EL GRITO AHOGADO
A finales del siglo XIII emerge una figura mística cuyas características son marcadamente diferentes a las anteriores. La italiana Ángela de Foligno, terciaria franciscana, fue de peregrinación a la basílica de San Francisco de Asís y, de repente, «al contemplar una vidriera que representa a Jesús abrazando a Francisco, cae al suelo y empieza a gritar. Cuando su confesor, el hermano A. la ve, ordena lleno de ira que la echen de allí», como describe Almudena Otero Villena. La profundidad de lo que sintió Ángela en ese momento hizo que el fraile que recogió sus experiencias, identificado como Arnaldo, se viera incapaz de expresarlas adecuadamente. Por este motivo, el fraile dijo lo siguiente: «En una ocasión, cuando yo releía para que ella misma viera si yo había escrito bien, ella me respondía que yo hablaba secamente y sin ningún sabor y se extrañaba por ello. En otra ocasión me lo explicó diciendo lo siguiente: «Gracias a estas palabras recuerdo aquellas que te dicté a ti, aunque esta sea oscurísima escritura. Estas palabras que me lees no transmiten lo que contienen, por eso te digo que tu forma de escribir es oscura» (II, 52). Sin duda, Ángela no se veía representada en lo que fraile escribía.
Sin embargo, la historia de esta mujer va un paso más allá: antes de dedicar su vida a Dios, estuvo casada y tuvo hijos.

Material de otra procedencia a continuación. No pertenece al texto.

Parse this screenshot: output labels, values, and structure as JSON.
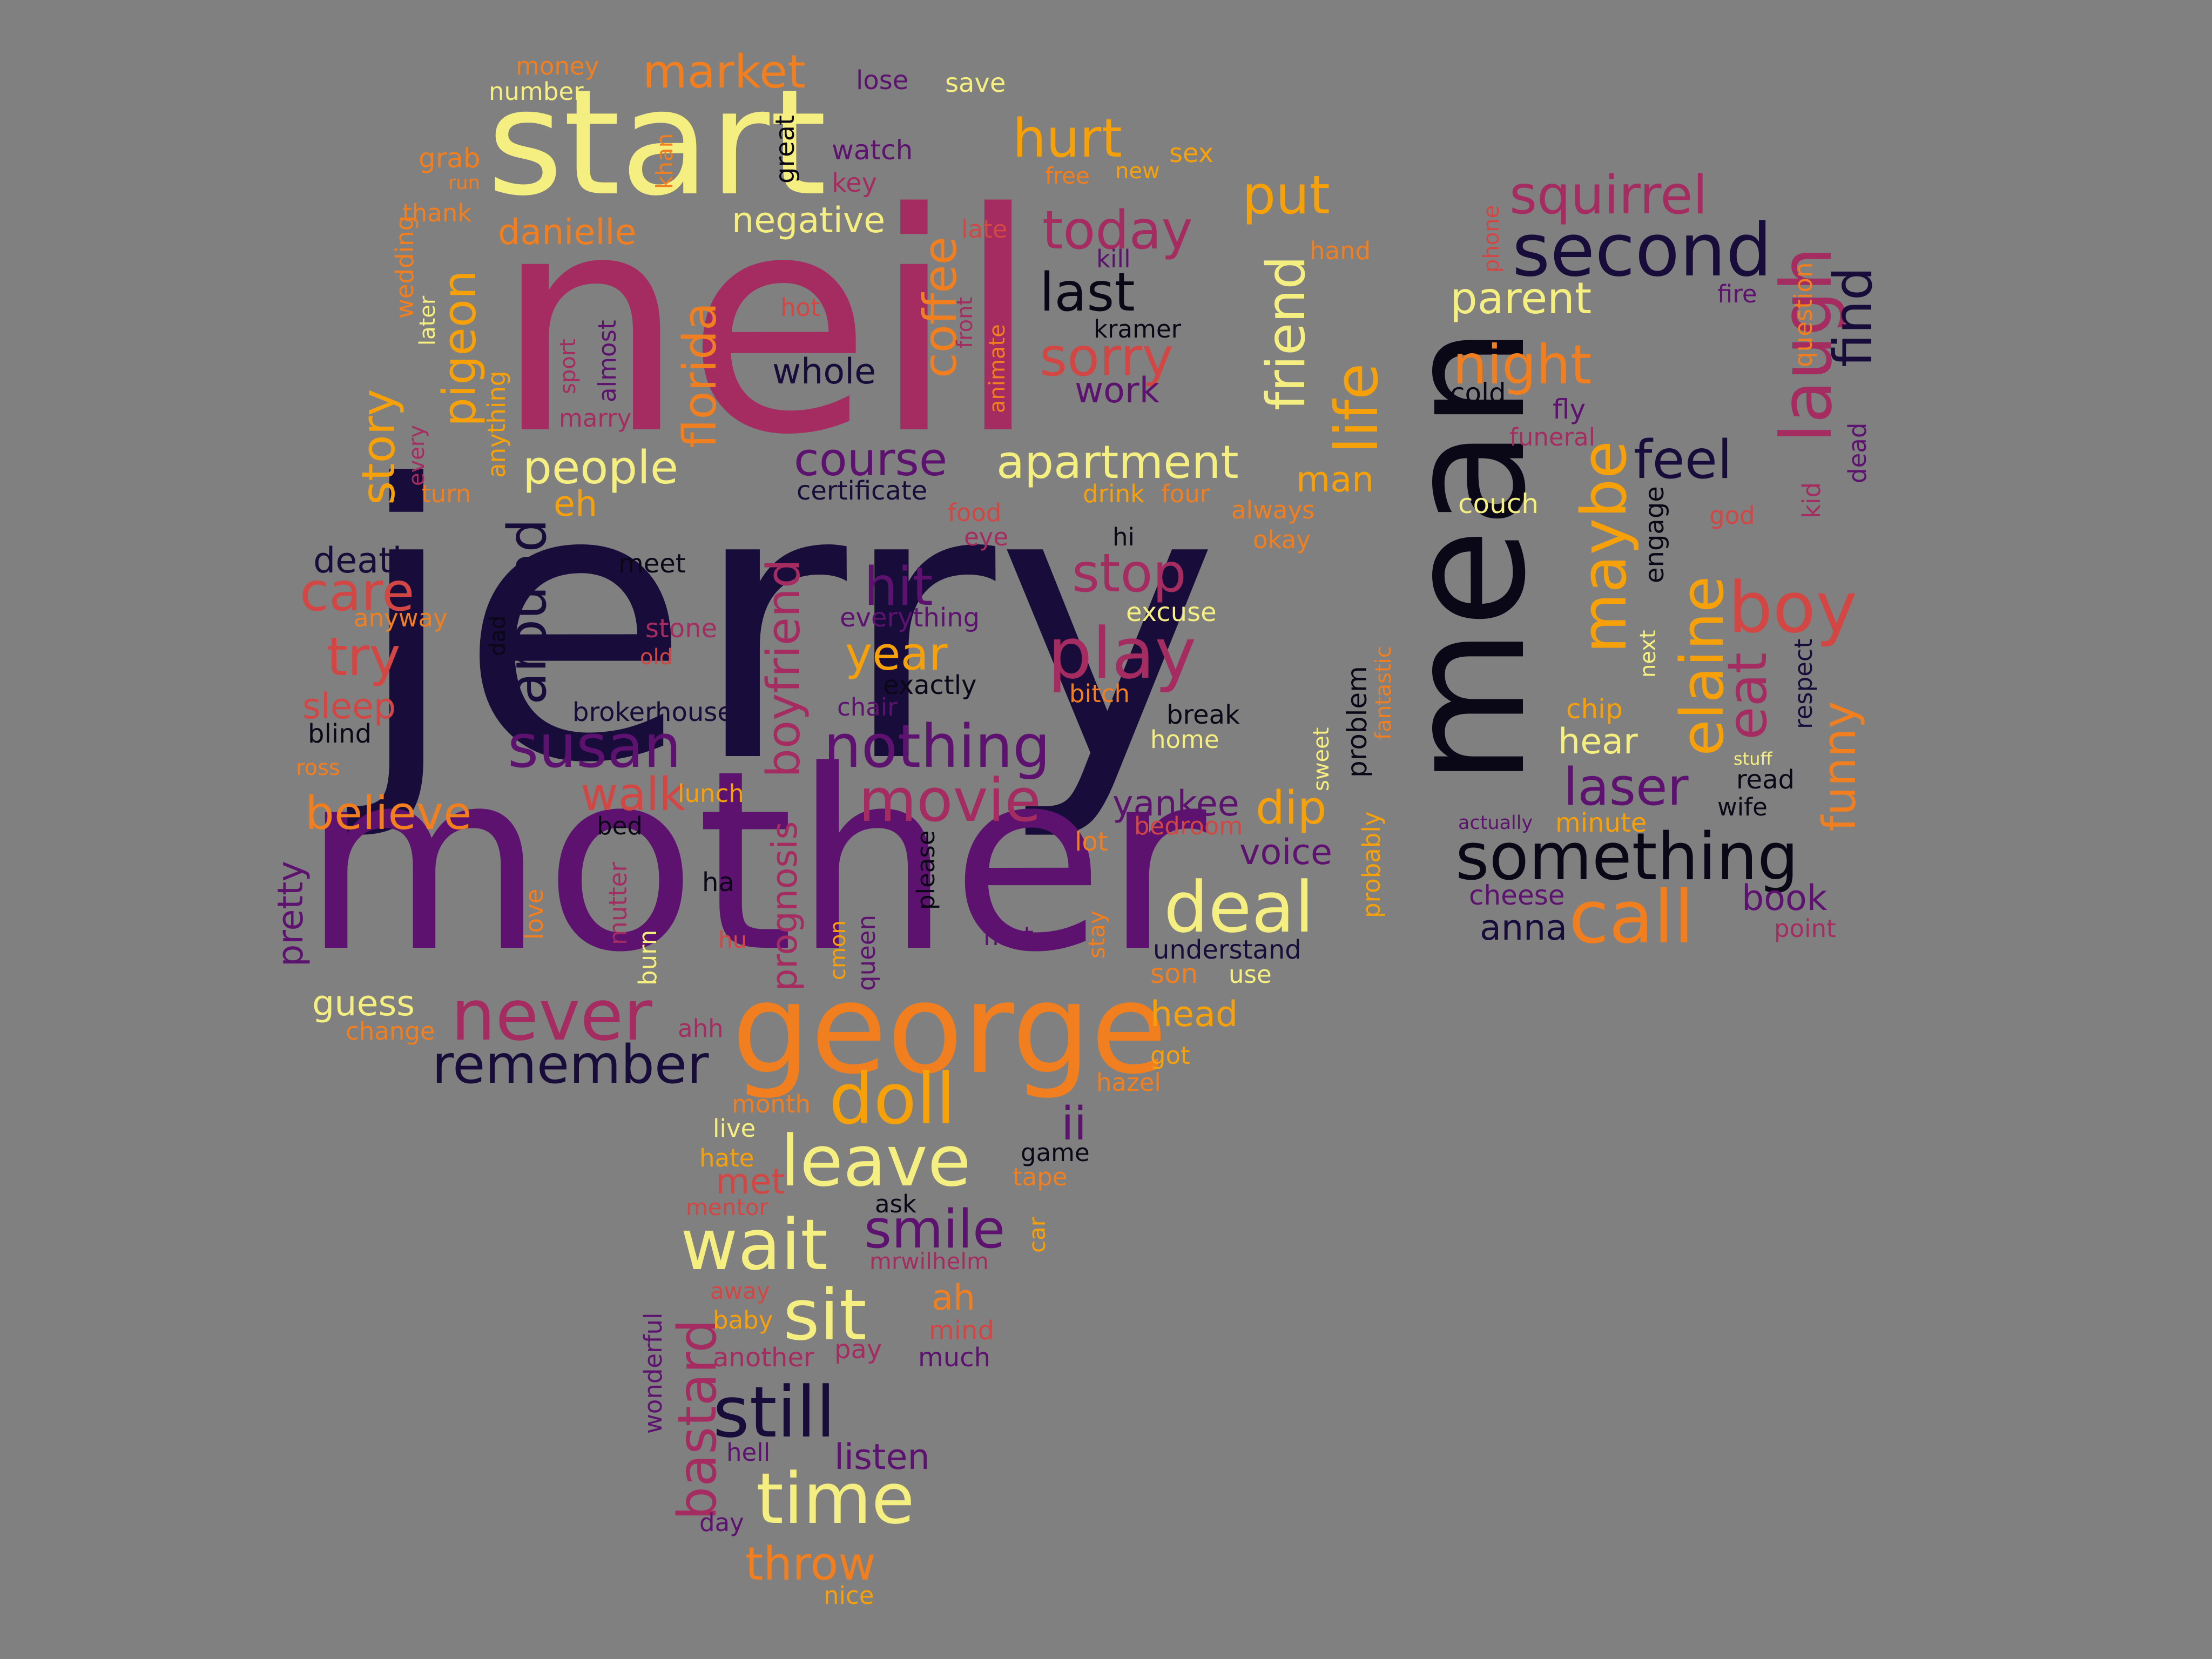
{
  "palette": {
    "background": "#808080",
    "dark": "#170c3a",
    "purple": "#5c126e",
    "magenta": "#a52c60",
    "red": "#d24644",
    "orange": "#f17f1f",
    "amber": "#f6a10a",
    "yellow": "#f5ee80",
    "black": "#0a0716"
  },
  "words": [
    {
      "text": "jerry",
      "color": "#170c3a"
    },
    {
      "text": "neil",
      "color": "#a52c60"
    },
    {
      "text": "mother",
      "color": "#5c126e"
    },
    {
      "text": "start",
      "color": "#f5ee80"
    },
    {
      "text": "mean",
      "color": "#0a0716"
    },
    {
      "text": "george",
      "color": "#f17f1f"
    },
    {
      "text": "something",
      "color": "#0a0716"
    },
    {
      "text": "second",
      "color": "#170c3a"
    },
    {
      "text": "squirrel",
      "color": "#a52c60"
    },
    {
      "text": "parent",
      "color": "#f5ee80"
    },
    {
      "text": "night",
      "color": "#f17f1f"
    },
    {
      "text": "laugh",
      "color": "#a52c60"
    },
    {
      "text": "find",
      "color": "#170c3a"
    },
    {
      "text": "maybe",
      "color": "#f6a10a"
    },
    {
      "text": "elaine",
      "color": "#f6a10a"
    },
    {
      "text": "boy",
      "color": "#d24644"
    },
    {
      "text": "eat",
      "color": "#a52c60"
    },
    {
      "text": "funny",
      "color": "#f17f1f"
    },
    {
      "text": "feel",
      "color": "#170c3a"
    },
    {
      "text": "laser",
      "color": "#5c126e"
    },
    {
      "text": "call",
      "color": "#f17f1f"
    },
    {
      "text": "hear",
      "color": "#f5ee80"
    },
    {
      "text": "chip",
      "color": "#f6a10a"
    },
    {
      "text": "minute",
      "color": "#f6a10a"
    },
    {
      "text": "actually",
      "color": "#5c126e"
    },
    {
      "text": "cheese",
      "color": "#5c126e"
    },
    {
      "text": "anna",
      "color": "#170c3a"
    },
    {
      "text": "book",
      "color": "#5c126e"
    },
    {
      "text": "point",
      "color": "#a52c60"
    },
    {
      "text": "read",
      "color": "#0a0716"
    },
    {
      "text": "wife",
      "color": "#0a0716"
    },
    {
      "text": "stuff",
      "color": "#f5ee80"
    },
    {
      "text": "respect",
      "color": "#170c3a"
    },
    {
      "text": "next",
      "color": "#f5ee80"
    },
    {
      "text": "engage",
      "color": "#0a0716"
    },
    {
      "text": "couch",
      "color": "#f5ee80"
    },
    {
      "text": "cold",
      "color": "#0a0716"
    },
    {
      "text": "fly",
      "color": "#5c126e"
    },
    {
      "text": "funeral",
      "color": "#a52c60"
    },
    {
      "text": "god",
      "color": "#d24644"
    },
    {
      "text": "kid",
      "color": "#a52c60"
    },
    {
      "text": "dead",
      "color": "#5c126e"
    },
    {
      "text": "phone",
      "color": "#d24644"
    },
    {
      "text": "question",
      "color": "#f17f1f"
    },
    {
      "text": "fire",
      "color": "#5c126e"
    },
    {
      "text": "money",
      "color": "#f17f1f"
    },
    {
      "text": "number",
      "color": "#f5ee80"
    },
    {
      "text": "market",
      "color": "#f17f1f"
    },
    {
      "text": "lose",
      "color": "#5c126e"
    },
    {
      "text": "save",
      "color": "#f5ee80"
    },
    {
      "text": "grab",
      "color": "#f17f1f"
    },
    {
      "text": "run",
      "color": "#f17f1f"
    },
    {
      "text": "khan",
      "color": "#f17f1f"
    },
    {
      "text": "great",
      "color": "#0a0716"
    },
    {
      "text": "watch",
      "color": "#5c126e"
    },
    {
      "text": "key",
      "color": "#a52c60"
    },
    {
      "text": "hurt",
      "color": "#f6a10a"
    },
    {
      "text": "free",
      "color": "#f17f1f"
    },
    {
      "text": "new",
      "color": "#f6a10a"
    },
    {
      "text": "sex",
      "color": "#f6a10a"
    },
    {
      "text": "thank",
      "color": "#f17f1f"
    },
    {
      "text": "danielle",
      "color": "#f17f1f"
    },
    {
      "text": "negative",
      "color": "#f5ee80"
    },
    {
      "text": "late",
      "color": "#d24644"
    },
    {
      "text": "put",
      "color": "#f6a10a"
    },
    {
      "text": "today",
      "color": "#a52c60"
    },
    {
      "text": "kill",
      "color": "#5c126e"
    },
    {
      "text": "hand",
      "color": "#f17f1f"
    },
    {
      "text": "wedding",
      "color": "#f17f1f"
    },
    {
      "text": "later",
      "color": "#f5ee80"
    },
    {
      "text": "pigeon",
      "color": "#f6a10a"
    },
    {
      "text": "hot",
      "color": "#d24644"
    },
    {
      "text": "florida",
      "color": "#f17f1f"
    },
    {
      "text": "coffee",
      "color": "#f17f1f"
    },
    {
      "text": "front",
      "color": "#a52c60"
    },
    {
      "text": "animate",
      "color": "#f17f1f"
    },
    {
      "text": "last",
      "color": "#0a0716"
    },
    {
      "text": "kramer",
      "color": "#0a0716"
    },
    {
      "text": "friend",
      "color": "#f5ee80"
    },
    {
      "text": "life",
      "color": "#f6a10a"
    },
    {
      "text": "sorry",
      "color": "#d24644"
    },
    {
      "text": "work",
      "color": "#5c126e"
    },
    {
      "text": "whole",
      "color": "#170c3a"
    },
    {
      "text": "story",
      "color": "#f6a10a"
    },
    {
      "text": "every",
      "color": "#a52c60"
    },
    {
      "text": "anything",
      "color": "#f6a10a"
    },
    {
      "text": "sport",
      "color": "#a52c60"
    },
    {
      "text": "almost",
      "color": "#5c126e"
    },
    {
      "text": "marry",
      "color": "#a52c60"
    },
    {
      "text": "turn",
      "color": "#f17f1f"
    },
    {
      "text": "people",
      "color": "#f5ee80"
    },
    {
      "text": "course",
      "color": "#5c126e"
    },
    {
      "text": "apartment",
      "color": "#f5ee80"
    },
    {
      "text": "man",
      "color": "#f6a10a"
    },
    {
      "text": "certificate",
      "color": "#170c3a"
    },
    {
      "text": "drink",
      "color": "#f6a10a"
    },
    {
      "text": "four",
      "color": "#f17f1f"
    },
    {
      "text": "always",
      "color": "#f17f1f"
    },
    {
      "text": "okay",
      "color": "#f17f1f"
    },
    {
      "text": "eh",
      "color": "#f6a10a"
    },
    {
      "text": "food",
      "color": "#d24644"
    },
    {
      "text": "eye",
      "color": "#a52c60"
    },
    {
      "text": "hi",
      "color": "#0a0716"
    },
    {
      "text": "death",
      "color": "#170c3a"
    },
    {
      "text": "meet",
      "color": "#0a0716"
    },
    {
      "text": "around",
      "color": "#170c3a"
    },
    {
      "text": "care",
      "color": "#d24644"
    },
    {
      "text": "anyway",
      "color": "#f17f1f"
    },
    {
      "text": "dad",
      "color": "#0a0716"
    },
    {
      "text": "stone",
      "color": "#a52c60"
    },
    {
      "text": "old",
      "color": "#d24644"
    },
    {
      "text": "hit",
      "color": "#5c126e"
    },
    {
      "text": "everything",
      "color": "#5c126e"
    },
    {
      "text": "stop",
      "color": "#a52c60"
    },
    {
      "text": "excuse",
      "color": "#f5ee80"
    },
    {
      "text": "fantastic",
      "color": "#f17f1f"
    },
    {
      "text": "try",
      "color": "#d24644"
    },
    {
      "text": "boyfriend",
      "color": "#a52c60"
    },
    {
      "text": "year",
      "color": "#f6a10a"
    },
    {
      "text": "play",
      "color": "#a52c60"
    },
    {
      "text": "problem",
      "color": "#0a0716"
    },
    {
      "text": "exactly",
      "color": "#0a0716"
    },
    {
      "text": "sleep",
      "color": "#d24644"
    },
    {
      "text": "blind",
      "color": "#0a0716"
    },
    {
      "text": "brokerhouse",
      "color": "#170c3a"
    },
    {
      "text": "chair",
      "color": "#5c126e"
    },
    {
      "text": "bitch",
      "color": "#f17f1f"
    },
    {
      "text": "break",
      "color": "#0a0716"
    },
    {
      "text": "susan",
      "color": "#5c126e"
    },
    {
      "text": "nothing",
      "color": "#5c126e"
    },
    {
      "text": "home",
      "color": "#f5ee80"
    },
    {
      "text": "sweet",
      "color": "#f5ee80"
    },
    {
      "text": "ross",
      "color": "#f17f1f"
    },
    {
      "text": "walk",
      "color": "#d24644"
    },
    {
      "text": "believe",
      "color": "#f17f1f"
    },
    {
      "text": "lunch",
      "color": "#f6a10a"
    },
    {
      "text": "movie",
      "color": "#a52c60"
    },
    {
      "text": "yankee",
      "color": "#5c126e"
    },
    {
      "text": "dip",
      "color": "#f6a10a"
    },
    {
      "text": "probably",
      "color": "#f6a10a"
    },
    {
      "text": "bedroom",
      "color": "#d24644"
    },
    {
      "text": "bed",
      "color": "#0a0716"
    },
    {
      "text": "prognosis",
      "color": "#a52c60"
    },
    {
      "text": "lot",
      "color": "#f17f1f"
    },
    {
      "text": "voice",
      "color": "#5c126e"
    },
    {
      "text": "pretty",
      "color": "#5c126e"
    },
    {
      "text": "ha",
      "color": "#0a0716"
    },
    {
      "text": "deal",
      "color": "#f5ee80"
    },
    {
      "text": "love",
      "color": "#f17f1f"
    },
    {
      "text": "mutter",
      "color": "#a52c60"
    },
    {
      "text": "please",
      "color": "#0a0716"
    },
    {
      "text": "stay",
      "color": "#f17f1f"
    },
    {
      "text": "burn",
      "color": "#f5ee80"
    },
    {
      "text": "hu",
      "color": "#d24644"
    },
    {
      "text": "cmon",
      "color": "#f6a10a"
    },
    {
      "text": "queen",
      "color": "#5c126e"
    },
    {
      "text": "first",
      "color": "#5c126e"
    },
    {
      "text": "understand",
      "color": "#170c3a"
    },
    {
      "text": "son",
      "color": "#f17f1f"
    },
    {
      "text": "use",
      "color": "#f5ee80"
    },
    {
      "text": "guess",
      "color": "#f5ee80"
    },
    {
      "text": "change",
      "color": "#f17f1f"
    },
    {
      "text": "never",
      "color": "#a52c60"
    },
    {
      "text": "head",
      "color": "#f6a10a"
    },
    {
      "text": "remember",
      "color": "#170c3a"
    },
    {
      "text": "ahh",
      "color": "#a52c60"
    },
    {
      "text": "got",
      "color": "#f6a10a"
    },
    {
      "text": "hazel",
      "color": "#f17f1f"
    },
    {
      "text": "doll",
      "color": "#f6a10a"
    },
    {
      "text": "month",
      "color": "#f17f1f"
    },
    {
      "text": "ii",
      "color": "#5c126e"
    },
    {
      "text": "live",
      "color": "#f5ee80"
    },
    {
      "text": "leave",
      "color": "#f5ee80"
    },
    {
      "text": "game",
      "color": "#0a0716"
    },
    {
      "text": "hate",
      "color": "#f6a10a"
    },
    {
      "text": "tape",
      "color": "#f17f1f"
    },
    {
      "text": "met",
      "color": "#d24644"
    },
    {
      "text": "mentor",
      "color": "#d24644"
    },
    {
      "text": "ask",
      "color": "#0a0716"
    },
    {
      "text": "car",
      "color": "#f6a10a"
    },
    {
      "text": "wait",
      "color": "#f5ee80"
    },
    {
      "text": "smile",
      "color": "#5c126e"
    },
    {
      "text": "mrwilhelm",
      "color": "#a52c60"
    },
    {
      "text": "away",
      "color": "#d24644"
    },
    {
      "text": "ah",
      "color": "#f17f1f"
    },
    {
      "text": "wonderful",
      "color": "#5c126e"
    },
    {
      "text": "bastard",
      "color": "#a52c60"
    },
    {
      "text": "sit",
      "color": "#f5ee80"
    },
    {
      "text": "mind",
      "color": "#d24644"
    },
    {
      "text": "baby",
      "color": "#f6a10a"
    },
    {
      "text": "pay",
      "color": "#a52c60"
    },
    {
      "text": "another",
      "color": "#a52c60"
    },
    {
      "text": "much",
      "color": "#5c126e"
    },
    {
      "text": "still",
      "color": "#170c3a"
    },
    {
      "text": "hell",
      "color": "#5c126e"
    },
    {
      "text": "listen",
      "color": "#5c126e"
    },
    {
      "text": "time",
      "color": "#f5ee80"
    },
    {
      "text": "day",
      "color": "#5c126e"
    },
    {
      "text": "throw",
      "color": "#f17f1f"
    },
    {
      "text": "nice",
      "color": "#f6a10a"
    }
  ]
}
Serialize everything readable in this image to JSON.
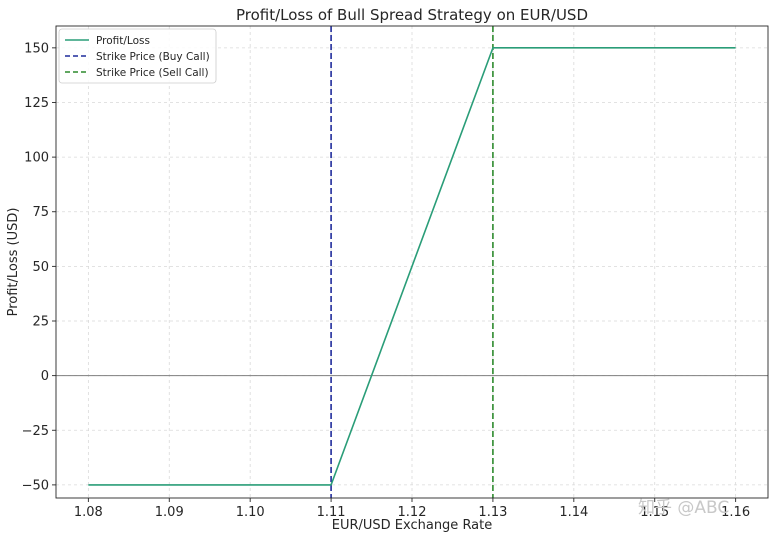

Lógicamente, esta vida no le permitía convertirse en esposa de Dios. Pero, de repente, se produjo la muerte de toda su familia y pudo consagrarse a ello. Con un remarcado desapego, así es como Angela expresó la repentina desaparición de su familia: «Acaeció entonces que, según la voluntad de Dios, murió mi madre que era para mí un gran impedimento. Y después murió mi marido y todos mis hijos en poco tiempo. Y como había empezado hacía poco aquel camino y había rogado a Dios que murieran, tuve un gran consuelo para su muerte» (I, 89-93).